Nein, Bekanntheit macht auch verletzlicher. Unternehmen sollten sich genau überlegen, ob eine extrovertierte Kommunikation empfehlenswert ist. Oft ist es besser, überlegt zu kommunizieren und in einer kontinuierlichen Aufbauarbeit die Unternehmenserfolge in Wesensmerkmale des Unternehmens überzuführen.
«Wesensmerkmale» – das klingt ziemlich psychologisierend. Ist es so, dass Unternehmen immer mehr vermenschlichen?
Einerseits ja. Reputation wird durch Wertvorstellungen, Handeln, Kommunikation und Erscheinungsbild eines Unternehmens bestimmt. Die Organisation erhält dadurch ihren Charakter. Andererseits ist gutes Reputation-Management kein weicher Faktor, sondern ein ganz knallhartes Unterscheidungsmerkmal für den Geschäftserfolg.
Manche Reputation-Management-Initiativen von US-Unternehmen wirken aufgesetzt. Etwa, wenn Mitarbeiter der Bank of America in Florida ausrücken, um den Opfern von Hurrikans zu helfen. Ist das nicht allzu durchsichtige Werbung?
Ganz und gar nicht. Natürlich sind solche Aktionen typisch amerikanisch. Für eine lokal operierende Bank ist es gerade in Krisenzeiten extrem wichtig, eine starke Präsenz zu zeigen.
Schwer vorstellbar, dass in Zukunft Manager von UBS oder Credit Suisse in der Schweiz mit Schaufel und Sennenhund losziehen, um bei Rettungsarbeiten nach einem Lawinenabgang zu helfen.
Täuschen Sie sich nicht!

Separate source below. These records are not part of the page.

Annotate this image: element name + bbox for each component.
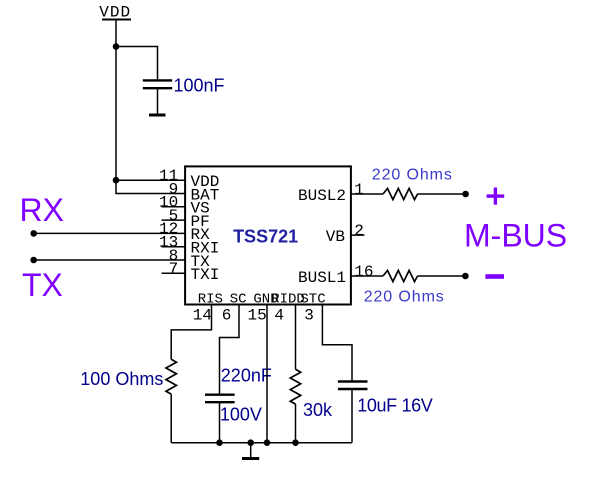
wire pin 1 to resistor (351, 193, 383, 195)
pin 10 stub (162, 206, 186, 208)
wire R3 to ground rail (170, 394, 172, 443)
node TX dot (30, 257, 37, 264)
pin 13 stub (162, 246, 186, 248)
wire R4 to ground rail (295, 404, 297, 443)
capacitor C3 10uF (338, 382, 368, 390)
ground below C1 (149, 114, 166, 117)
ground (242, 443, 259, 459)
node RX dot (30, 230, 37, 237)
svg-text:RX: RX (20, 192, 64, 228)
junction dot at VDD branch (113, 43, 120, 50)
label minus (485, 274, 504, 279)
pin 5 stub (162, 219, 186, 221)
wire RX input (34, 232, 185, 234)
junction dot R4 rail (292, 439, 299, 446)
power flag VDD (99, 4, 131, 22)
wire R1 to plus node (418, 193, 466, 195)
svg-text:220 Ohms: 220 Ohms (372, 167, 453, 184)
svg-text:16: 16 (354, 263, 373, 281)
wire C3 to ground rail (351, 389, 353, 443)
svg-text:6: 6 (222, 306, 232, 324)
wire branch to capacitor C1 (116, 47, 158, 80)
pin 7 stub (162, 272, 186, 274)
svg-text:100V: 100V (220, 404, 262, 424)
label plus (487, 188, 505, 205)
wire C2 to ground rail (219, 402, 221, 443)
wire pin 14 down and left (171, 305, 211, 360)
op-amp U1 TSS721 box (185, 166, 351, 304)
ground rail wire (171, 442, 352, 444)
wire pin 6 down and left (220, 305, 240, 394)
svg-text:TX: TX (22, 267, 63, 303)
wire to VDD pin 11 (116, 179, 185, 181)
resistor R3 100 Ohms (166, 359, 176, 394)
svg-text:VB: VB (326, 228, 345, 246)
junction dot C2 rail (216, 439, 223, 446)
svg-text:1: 1 (354, 181, 364, 199)
wire pin 3 down and right (322, 305, 352, 381)
junction dot ground stem (247, 439, 254, 446)
node minus dot (462, 273, 469, 280)
wire TX input (34, 259, 185, 261)
svg-text:RIS: RIS (198, 291, 223, 307)
svg-text:M-BUS: M-BUS (464, 218, 567, 254)
svg-text:220nF: 220nF (221, 365, 272, 385)
svg-text:15: 15 (248, 306, 267, 324)
svg-text:100nF: 100nF (174, 76, 225, 96)
wire R2 to minus node (418, 275, 466, 277)
wire pin 15 to ground rail (266, 305, 268, 443)
svg-text:BUSL1: BUSL1 (298, 269, 346, 287)
svg-text:TXI: TXI (191, 266, 220, 284)
svg-text:4: 4 (274, 306, 284, 324)
svg-text:SC: SC (230, 291, 247, 307)
junction dot pin15 rail (264, 439, 271, 446)
wire pin 4 down (295, 305, 297, 370)
svg-text:100 Ohms: 100 Ohms (80, 369, 163, 389)
svg-text:220 Ohms: 220 Ohms (364, 289, 445, 306)
wire VDD vertical to BAT pin 9 (116, 20, 185, 194)
resistor R1 220 Ohms top (383, 188, 417, 199)
svg-text:2: 2 (354, 222, 364, 240)
resistor R2 220 Ohms bottom (383, 270, 417, 281)
pin 2 stub (351, 234, 365, 236)
wire pin 16 to resistor (351, 275, 383, 277)
node plus dot (462, 191, 469, 198)
svg-text:7: 7 (169, 260, 179, 278)
capacitor C2 220nF (205, 395, 235, 403)
svg-text:BUSL2: BUSL2 (298, 187, 346, 205)
svg-text:TSS721: TSS721 (233, 226, 298, 246)
capacitor C1 100nF (143, 80, 172, 114)
resistor R4 30k (290, 369, 300, 404)
svg-text:30k: 30k (303, 400, 333, 420)
junction dot at pin 11 (113, 177, 120, 184)
svg-text:14: 14 (193, 306, 212, 324)
svg-text:3: 3 (304, 306, 314, 324)
svg-text:10uF 16V: 10uF 16V (357, 396, 433, 416)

Vielleicht ist Ihr Beispiel etwas weit hergeholt. Das Engagement in sozialen Dingen wird künftig auch in europäischen Unternehmen über die Kunststiftungen oder das Sponsoring des örtlichen Sinfonieorchesters hinausgehen. Da Sie die Banken ansprechen: Die landen bei unseren Befragungen immer auf den hinteren Plätzen. Gerade Banken haben in Sachen Reputationspflege eine Menge aufzuholen.